A total of 123 MS patients were enrolled, including 80 with relapsing remitting disease (RRMS), 18 with benign MS, 17 with secondary progressive MS (SPMS), and eight with primary progressive MS (PPMS). The control group was 90 gender- and age-matched healthy subjects.
In the MS patients, neurologic function was scored using the Expanded Disability Status Scale (EDSS). Depression was evaluated with the Montgomery-Asberg Depression Rating Scale (MADRS) and fatigue assessed by using the Fatigue Severity Scale (FSS). Neuropsychological testing was carried out with the Paced Auditory Serial Attention Test (PASAT).
Axial dual-echo TSE and 3D T1-weighted MRI images of the brain were obtained. T2 lesion distribution and gray matter and white matter atrophy were estimated using voxel-based morphometry and SPM8 (statistical parametric mapping, version 8) neuro-imaging software.
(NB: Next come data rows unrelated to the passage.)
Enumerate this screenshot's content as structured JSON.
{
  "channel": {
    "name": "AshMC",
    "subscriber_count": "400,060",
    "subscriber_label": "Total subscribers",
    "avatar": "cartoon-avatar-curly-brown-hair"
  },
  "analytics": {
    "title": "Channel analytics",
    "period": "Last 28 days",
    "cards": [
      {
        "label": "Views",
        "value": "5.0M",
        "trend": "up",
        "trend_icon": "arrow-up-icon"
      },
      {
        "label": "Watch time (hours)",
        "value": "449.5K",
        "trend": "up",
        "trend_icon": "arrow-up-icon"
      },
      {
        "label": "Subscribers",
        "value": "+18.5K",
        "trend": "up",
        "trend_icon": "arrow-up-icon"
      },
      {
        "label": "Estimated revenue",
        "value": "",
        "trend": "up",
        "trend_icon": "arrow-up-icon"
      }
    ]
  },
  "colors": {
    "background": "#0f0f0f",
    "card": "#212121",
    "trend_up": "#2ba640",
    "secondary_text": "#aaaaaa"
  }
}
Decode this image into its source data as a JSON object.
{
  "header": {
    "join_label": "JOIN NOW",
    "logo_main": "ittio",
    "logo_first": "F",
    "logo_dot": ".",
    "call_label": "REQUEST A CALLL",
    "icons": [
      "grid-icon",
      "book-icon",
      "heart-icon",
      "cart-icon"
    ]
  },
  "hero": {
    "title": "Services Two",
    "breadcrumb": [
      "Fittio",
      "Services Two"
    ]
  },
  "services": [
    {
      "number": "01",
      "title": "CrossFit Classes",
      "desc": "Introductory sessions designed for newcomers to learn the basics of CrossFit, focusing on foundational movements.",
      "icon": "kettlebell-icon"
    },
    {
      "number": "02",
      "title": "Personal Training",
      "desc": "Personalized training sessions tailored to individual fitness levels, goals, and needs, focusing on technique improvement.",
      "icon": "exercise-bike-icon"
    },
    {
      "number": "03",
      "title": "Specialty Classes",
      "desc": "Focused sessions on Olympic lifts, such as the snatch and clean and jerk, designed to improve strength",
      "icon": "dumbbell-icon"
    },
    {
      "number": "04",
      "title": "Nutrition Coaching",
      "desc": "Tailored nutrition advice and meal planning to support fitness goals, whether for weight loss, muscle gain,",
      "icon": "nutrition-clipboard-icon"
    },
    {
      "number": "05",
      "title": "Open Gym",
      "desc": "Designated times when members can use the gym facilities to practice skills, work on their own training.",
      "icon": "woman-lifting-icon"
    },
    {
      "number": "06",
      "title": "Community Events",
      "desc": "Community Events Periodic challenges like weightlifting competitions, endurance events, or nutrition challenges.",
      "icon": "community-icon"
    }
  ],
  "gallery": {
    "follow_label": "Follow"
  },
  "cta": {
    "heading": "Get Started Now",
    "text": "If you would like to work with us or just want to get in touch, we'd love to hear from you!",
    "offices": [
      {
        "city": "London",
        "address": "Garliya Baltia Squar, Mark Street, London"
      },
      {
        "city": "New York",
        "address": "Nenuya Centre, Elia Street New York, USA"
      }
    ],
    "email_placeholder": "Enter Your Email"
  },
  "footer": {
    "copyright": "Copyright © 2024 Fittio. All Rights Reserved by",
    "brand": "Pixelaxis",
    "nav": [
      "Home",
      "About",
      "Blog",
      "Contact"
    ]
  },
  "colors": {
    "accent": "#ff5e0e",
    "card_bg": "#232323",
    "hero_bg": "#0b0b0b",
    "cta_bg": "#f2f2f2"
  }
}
Gobbi’s team found that, apart from fatigue which was more severe in 77 MS patients with depression (D-MS) than in 46 non-depressed patients (nD-MS), demographics, clinical findings, and conventional MRI characteristics did not differ between D-MS and nD-MS patients. As expected, MS patients experienced atrophy of the deep gray matter nuclei and of several cortical regions mainly located in the fronto-parietal lobes. White matter atrophy involved both infra- and supratentorial regions. T2 lesion distribution and regional GM and WM atrophy did not differ between D-MS and nD-MS patients.
Analysis of both combined and isolated effects of depression and fatigue on these findings showed a positive interaction between depression and fatigue at the level of the right superior frontal gyrus. Depression had a selective effect, when exclusively masked for fatigue, on atrophy of the left precentral gyrus and the right inferior frontal opercular region. No specific pattern of GM or WM atrophy related to fatigue, when masked for depression, was found.
Gobbi concluded from these results that depression in MS had an effect on gray matter atrophy of regions in the bilateral frontal lobes. The concomitant presence of depression and fatigue was associated with atrophy of the right superior frontal gyrus. These patterns showed only a partial overlap with those observed in other non-MS related depressive disorders. Gobbi speculated that there may be a subset of structural changes peculiar to depression in MS.